The 2017 Tax Cuts and Jobs Act (TCJA) established § 512(a)(6), which requires any exempt organization with more than one unrelated trade or business to calculate unrelated business taxable income (UBTI) separately with respect to each such trade or business. In enacting § 512(a)(6), Congress did not provide criteria for determining how to identify separate unrelated trades or businesses for purposes of calculating UBTI. On August 21, 2018, the IRS released Notice 2018-67 to provide interim guidance and solicit comments for various issues surrounding the special rules that were created under the TCJA for organizations with more than one unrelated trade or business.
Identifying Separate Trades or Business
According to Notice 2018-67, exempt organizations may rely on a reasonable, good faith interpretation of §§ 511-514, considering all the facts and circumstances, when determining whether an exempt organization has more than one unrelated trade or business. The notice mentions a that reasonable, good-faith interpretation includes using the North American Industry Classification System (NAICS) 6-digit codes and the fragmentation principle.
The IRS considers NAICS codes an administrable method for identifying a separate unrelated trade or business. Exempt organizations filing Form 990-T already are required to use the 6-digit NAICS codes when describing the organization’s unrelated trades or businesses. Under a NAICS 6-digit code, all of an exempt organization’s advertising activities and related services (NAICS code 541800) might be considered one unrelated trade or business activity, regardless of the source of the advertising income.
Moreover, the fragmentation principle provides an analysis of each fragment of the tax-exempt organization’s revenue-generating activities to determine whether each separate activity is related or unrelated to the organization’s exempt purpose. For example, activities of soliciting, selling, and publishing commercial advertising do not lose their statuses as trades or businesses even though the advertising is published in an exempt organization periodical that contains editorial matter related to the exempt purposes of the organization.
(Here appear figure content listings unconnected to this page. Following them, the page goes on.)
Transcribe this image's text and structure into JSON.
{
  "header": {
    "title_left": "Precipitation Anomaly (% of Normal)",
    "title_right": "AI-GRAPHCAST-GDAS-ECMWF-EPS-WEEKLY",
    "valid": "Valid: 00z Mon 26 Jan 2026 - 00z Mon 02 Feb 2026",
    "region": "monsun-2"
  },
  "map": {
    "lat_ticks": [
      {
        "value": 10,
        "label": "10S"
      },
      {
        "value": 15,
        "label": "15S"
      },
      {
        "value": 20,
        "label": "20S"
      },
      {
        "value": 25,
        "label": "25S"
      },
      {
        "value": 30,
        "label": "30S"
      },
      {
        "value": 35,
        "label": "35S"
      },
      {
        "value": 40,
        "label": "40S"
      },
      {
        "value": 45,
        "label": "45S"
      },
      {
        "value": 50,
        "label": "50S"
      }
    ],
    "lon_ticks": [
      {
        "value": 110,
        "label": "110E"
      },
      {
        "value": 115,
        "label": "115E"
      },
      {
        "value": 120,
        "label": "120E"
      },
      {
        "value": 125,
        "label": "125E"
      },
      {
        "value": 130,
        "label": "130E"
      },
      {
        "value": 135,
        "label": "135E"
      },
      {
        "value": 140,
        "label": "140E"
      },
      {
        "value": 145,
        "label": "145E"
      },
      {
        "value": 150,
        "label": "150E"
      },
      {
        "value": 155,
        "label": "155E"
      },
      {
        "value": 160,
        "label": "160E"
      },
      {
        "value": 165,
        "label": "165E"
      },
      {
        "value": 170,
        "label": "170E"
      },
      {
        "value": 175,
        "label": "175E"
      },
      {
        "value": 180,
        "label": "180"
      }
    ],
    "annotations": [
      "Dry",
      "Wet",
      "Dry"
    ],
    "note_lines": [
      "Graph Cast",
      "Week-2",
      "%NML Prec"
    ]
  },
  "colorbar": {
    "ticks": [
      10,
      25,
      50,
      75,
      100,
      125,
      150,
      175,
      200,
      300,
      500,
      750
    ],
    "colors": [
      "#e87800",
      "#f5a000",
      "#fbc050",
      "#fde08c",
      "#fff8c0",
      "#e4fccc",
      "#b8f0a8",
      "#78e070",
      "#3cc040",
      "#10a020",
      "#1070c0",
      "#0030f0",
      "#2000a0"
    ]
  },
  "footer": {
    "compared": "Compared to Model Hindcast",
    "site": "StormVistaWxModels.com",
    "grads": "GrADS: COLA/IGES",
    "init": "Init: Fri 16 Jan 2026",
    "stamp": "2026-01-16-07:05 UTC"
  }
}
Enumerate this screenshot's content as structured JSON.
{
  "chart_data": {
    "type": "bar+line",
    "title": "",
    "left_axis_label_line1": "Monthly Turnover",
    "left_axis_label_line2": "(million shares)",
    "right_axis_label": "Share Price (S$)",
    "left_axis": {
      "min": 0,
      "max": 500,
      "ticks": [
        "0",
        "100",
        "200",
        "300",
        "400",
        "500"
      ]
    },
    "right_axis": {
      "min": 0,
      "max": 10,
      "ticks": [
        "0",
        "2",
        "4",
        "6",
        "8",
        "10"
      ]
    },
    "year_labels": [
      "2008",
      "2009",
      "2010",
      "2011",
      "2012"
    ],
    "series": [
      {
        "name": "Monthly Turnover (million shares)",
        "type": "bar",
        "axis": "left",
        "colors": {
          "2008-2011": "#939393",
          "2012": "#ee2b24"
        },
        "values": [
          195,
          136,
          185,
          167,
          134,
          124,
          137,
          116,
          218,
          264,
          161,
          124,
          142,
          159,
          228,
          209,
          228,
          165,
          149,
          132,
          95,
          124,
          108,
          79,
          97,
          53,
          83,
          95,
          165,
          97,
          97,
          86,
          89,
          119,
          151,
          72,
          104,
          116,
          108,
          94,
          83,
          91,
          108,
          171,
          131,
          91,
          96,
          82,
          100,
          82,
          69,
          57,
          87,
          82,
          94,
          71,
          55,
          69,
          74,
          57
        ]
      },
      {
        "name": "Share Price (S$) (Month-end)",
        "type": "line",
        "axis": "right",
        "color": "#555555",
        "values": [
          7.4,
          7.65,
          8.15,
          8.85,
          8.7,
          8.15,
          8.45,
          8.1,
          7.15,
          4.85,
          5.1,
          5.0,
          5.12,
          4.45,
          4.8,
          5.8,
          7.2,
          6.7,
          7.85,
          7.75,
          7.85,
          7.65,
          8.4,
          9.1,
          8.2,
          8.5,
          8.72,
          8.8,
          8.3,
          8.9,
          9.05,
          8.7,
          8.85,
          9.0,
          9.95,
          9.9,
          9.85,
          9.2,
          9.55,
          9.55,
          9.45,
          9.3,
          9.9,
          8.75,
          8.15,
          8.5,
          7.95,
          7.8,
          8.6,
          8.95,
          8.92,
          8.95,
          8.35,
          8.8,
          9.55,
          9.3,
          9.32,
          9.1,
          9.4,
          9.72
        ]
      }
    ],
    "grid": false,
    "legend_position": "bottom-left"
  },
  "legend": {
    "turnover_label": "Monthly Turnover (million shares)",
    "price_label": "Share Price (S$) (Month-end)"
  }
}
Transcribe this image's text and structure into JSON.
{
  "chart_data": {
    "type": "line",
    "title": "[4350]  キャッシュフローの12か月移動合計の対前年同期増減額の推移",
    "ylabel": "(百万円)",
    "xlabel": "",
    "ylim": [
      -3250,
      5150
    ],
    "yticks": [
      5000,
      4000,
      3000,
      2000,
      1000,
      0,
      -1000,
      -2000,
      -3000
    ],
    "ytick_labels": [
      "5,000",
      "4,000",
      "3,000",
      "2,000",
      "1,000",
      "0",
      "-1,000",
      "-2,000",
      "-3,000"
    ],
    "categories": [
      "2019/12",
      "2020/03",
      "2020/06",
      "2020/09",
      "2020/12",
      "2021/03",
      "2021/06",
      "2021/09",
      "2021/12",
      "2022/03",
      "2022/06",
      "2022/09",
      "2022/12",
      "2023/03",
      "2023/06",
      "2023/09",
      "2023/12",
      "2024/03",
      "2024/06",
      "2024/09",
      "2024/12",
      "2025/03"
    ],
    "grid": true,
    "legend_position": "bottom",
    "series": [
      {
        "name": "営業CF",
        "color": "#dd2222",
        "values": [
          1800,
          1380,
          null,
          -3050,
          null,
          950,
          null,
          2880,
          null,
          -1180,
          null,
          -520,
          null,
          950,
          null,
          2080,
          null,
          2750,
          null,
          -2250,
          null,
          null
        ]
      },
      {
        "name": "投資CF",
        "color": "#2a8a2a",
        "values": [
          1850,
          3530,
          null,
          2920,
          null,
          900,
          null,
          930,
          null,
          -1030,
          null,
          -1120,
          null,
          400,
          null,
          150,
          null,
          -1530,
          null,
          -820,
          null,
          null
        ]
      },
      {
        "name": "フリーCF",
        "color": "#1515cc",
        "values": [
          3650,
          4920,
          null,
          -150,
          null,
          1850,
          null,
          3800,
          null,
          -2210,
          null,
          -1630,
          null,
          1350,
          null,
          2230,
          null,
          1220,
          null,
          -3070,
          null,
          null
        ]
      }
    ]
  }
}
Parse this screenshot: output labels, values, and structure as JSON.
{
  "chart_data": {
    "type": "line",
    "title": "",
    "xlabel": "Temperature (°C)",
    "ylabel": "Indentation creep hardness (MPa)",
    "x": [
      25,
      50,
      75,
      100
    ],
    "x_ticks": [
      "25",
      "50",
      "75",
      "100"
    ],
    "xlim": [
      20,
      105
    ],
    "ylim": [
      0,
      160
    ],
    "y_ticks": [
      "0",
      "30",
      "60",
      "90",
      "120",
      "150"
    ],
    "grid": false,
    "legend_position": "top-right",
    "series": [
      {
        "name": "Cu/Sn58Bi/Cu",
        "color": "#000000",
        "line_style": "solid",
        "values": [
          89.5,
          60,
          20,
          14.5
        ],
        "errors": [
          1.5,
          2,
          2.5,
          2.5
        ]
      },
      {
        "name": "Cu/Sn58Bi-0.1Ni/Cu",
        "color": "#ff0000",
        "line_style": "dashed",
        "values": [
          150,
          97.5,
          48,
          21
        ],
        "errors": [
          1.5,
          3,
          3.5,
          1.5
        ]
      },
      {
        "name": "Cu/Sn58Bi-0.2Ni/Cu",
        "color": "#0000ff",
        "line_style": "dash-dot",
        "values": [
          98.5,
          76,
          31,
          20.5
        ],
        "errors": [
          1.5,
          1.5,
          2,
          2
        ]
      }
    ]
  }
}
Allocation of Directly Connected Deductions
To the extent that an exempt organization may have items of deduction that are shared between an exempt activity and an unrelated trade or business, the Treasury regulations § 1.512(a)-1(c) and (d) provide special rules for allocating such expenses. For example, if facilities are used both to carry on exempt activities and to conduct unrelated trade or business activities, then expenses, depreciation, and similar items attributable to such facilities must be allocated between the two uses on a reasonable basis.
Notice 2018-67 established an interim rule that allows exempt organizations (excluding social clubs, voluntary employees’ beneficiary associations, and other organizations described in § 501(c)(7)) to aggregate UBTI from its interest in a single partnership with multiple trades or businesses as long as the directly held interest in the partnership meets the requirements of either the:
De minimis test: exempt organization holds directly no more than 2% of the profits interest and no more than 2% of the capital interest; or the
Control test: exempt organization (i) directly holds no more than 20 percent of the capital interest; and (ii) does not have control or influence over the partnership.
Fortunately, the IRS has acknowledged the costliness of this interim rule for organizations with a previously acquired partnership interest and has permitted such organizations to treat each partnership interest acquired prior to August 21, 2018 as comprising a single trade or business for purposes of § 512(a)(6).
Effect of § 512(a)(6) on fringe benefits
Under the TCJA, the definition of UBTI was expanded to include qualified transportation fringe benefits, qualified parking benefits, and on-premises athletic facility benefits. According to Notice 2018-67, such benefits are not a separate trade or business of the exempt organization. This means that organizations engaged in more than one unrelated trade or business can net their parking and transportation expenses against any other UBIT income as of January 1, 2018.
Calculating net operating losses (NOLs) within the framework of § 512(a)(6)
According to Notice 2018-67, NOLs must be calculated separately with respect to each trade or business for taxable years beginning January 1, 2018. Thankfully, under a transition rule created by Congress, NOLs from tax years prior to 2018 are permitted to be taken against total UBTI. Post-2017 NOLs will be calculated and taken before pre-2018 NOLs, because the UBTI with respect to each separate trade or business is calculated under § 512(a)(6)(A) before calculating total UBTI under § 512(a)(6)(B).
Notice 2018-67 also provided interim guidance for the treatment of unrelated debt-financed income, specified payments from controlled entities, and certain insurance income; special rules applicable to social clubs, voluntary employees’ beneficiary associations (VEBAs), and supplemental unemployment compensation benefits trusts (SUBs); and the treatment of global intangible low-taxed income. This interim guidance can be relied on for taxable years beginning after December 31, 2017.